Language independent hashing mechanism for float and integers (Proposal)

Question

Language independent hashing mechanism for float and integers (Proposal)

weigandf opened this issue 5 years ago · comments

Depending on what programming language is used to implement ObjectHash there is quite a difference in behavior and the resulting hash. One big issue I see is the distinguishment between a float and an integer in the case of integer-valued floats.

An example (taken from the test cases) is:

(1) ["foo", {"bar":["baz", null, 1, 1.5, 0.0001, 1000, 2, -23.1234, 2]}]
-and-
(2) ["foo", {"bar":["baz", null, 1.0, 1.5, 0.0001, 1000.0, 2.0, -23.1234, 2.0]}]

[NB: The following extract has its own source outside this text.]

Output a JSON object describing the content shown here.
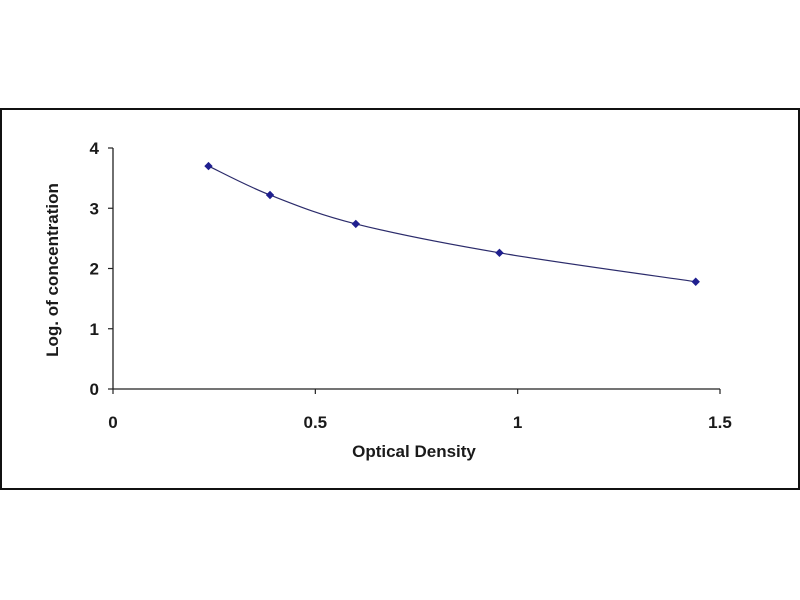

In Python the results are:
(1) 726e7ae9e3fadf8a2228bf33e505a63df8db1638fa4f21429673d387dbd1c52a
-and-
(2) 783a423b094307bcb28d005bc2f026ff44204442ef3513585e7e73b66e3c2213

The Go implementation introduced a CommonJSON object using the Go marshalling function to address this issue:

json.Marshal(o)

I would like to suggest a different solution which is language independent by following the JSON Schema proposal in:

http://json-schema.org/draft-04/json-schema-core.html#rfc.section.5.5:

It is acknowledged by this specification that some programming languages, and their associated parsers, use different internal representations for floating point numbers and integers, while others do not.

As a consequence, for interoperability reasons, JSON values used in the context of JSON Schema, whether that JSON be a JSON Schema or an instance, SHOULD ensure that mathematical integers be represented as integers as defined by this specification.

In my opinion this can be simply achieved by adding a case differentiation:

case Type.Float:
{
  if ((float)val % 1.0 == 0.0)
  { 
    HashInt((int)val);
  } else
  {
    HashFloat((float)val);
  }
  break;
}

It can be discussed if it is useful to exclude zero from that case distinction by adding:
(float)val % 1.0 == 0.0 && (float)val != 0.0

In my opinion it would be real great for the ObjectHash project to have a common understanding about this issue and for all implementations to follow the recommendation.

Queer Supervillainess · Answer 1 · Sun Feb 24 2019 18:41:14 GMT+0800 (China Standard Time)

@weigandf That's already addressed in the README

Queer Supervillainess · Answer 2 · Sun Feb 24 2019 18:47:44 GMT+0800 (China Standard Time)

Regarding your actual proposal, there are 3 major issues:

it's backwards incompatible, i.e. the hash of some objects will change, it requires changing existing implementations;
it's not implementable in constant time, even when the schema and layout of the object are known;
x mod 1 == 0 is a poor test of integerness, as it is subject to floating-point rounding effects that may be platform dependent, i.e. some platforms round down subnormal numbers to 0, or may use a different bitwidth for their float type (f32 vs. f64, ...).

Florian Weigand · Answer 3 · Wed Mar 20 2019 20:07:47 GMT+0800 (China Standard Time)

Hello @KellerFuchs, first thanks for your answer.

Please consider my comments:

Compatibility is a big issue and that is why I wrote this issue. Unfortunately if you have a look at the other implementations of ObjectHash (like Java, Go, Python, ...) you see that there is no consistent implementation for integer-valued floats. (see the Python example from the issue description)
I agree with you that testing for an integer with (float)val % 1.0 == 0.0 is a poor test even when it was meant like this (float)val % 1.0 < ɛ. But still the issue to define ɛ is depending on language specific implementations and on the float type (as you said). So I agree with you that this is not a good (because too difficult) solution either.
I agree with the README and your comment that it would be better to introduce a function to generate a common JSON before hashing it. (as done in the Go reference implementation.) It would just be great to have a clear definition of this function (as there is currently none or I am not able to find it). Using the Go json.Marshal(o) looks like a black box to me which is quite hard to implement in other languages.

Currently I use this function:

case Type.Integer:
    {
        if (Settings.COMMON_JSONIFY)
        {
            HashFloat((float)value);
        }
        else
        {
            HashInt((int)value);
        }
        break;
    }

Not sure if this is enough to fully cover the json.Marshal(o) function of Go for the use case of integer-valued floats.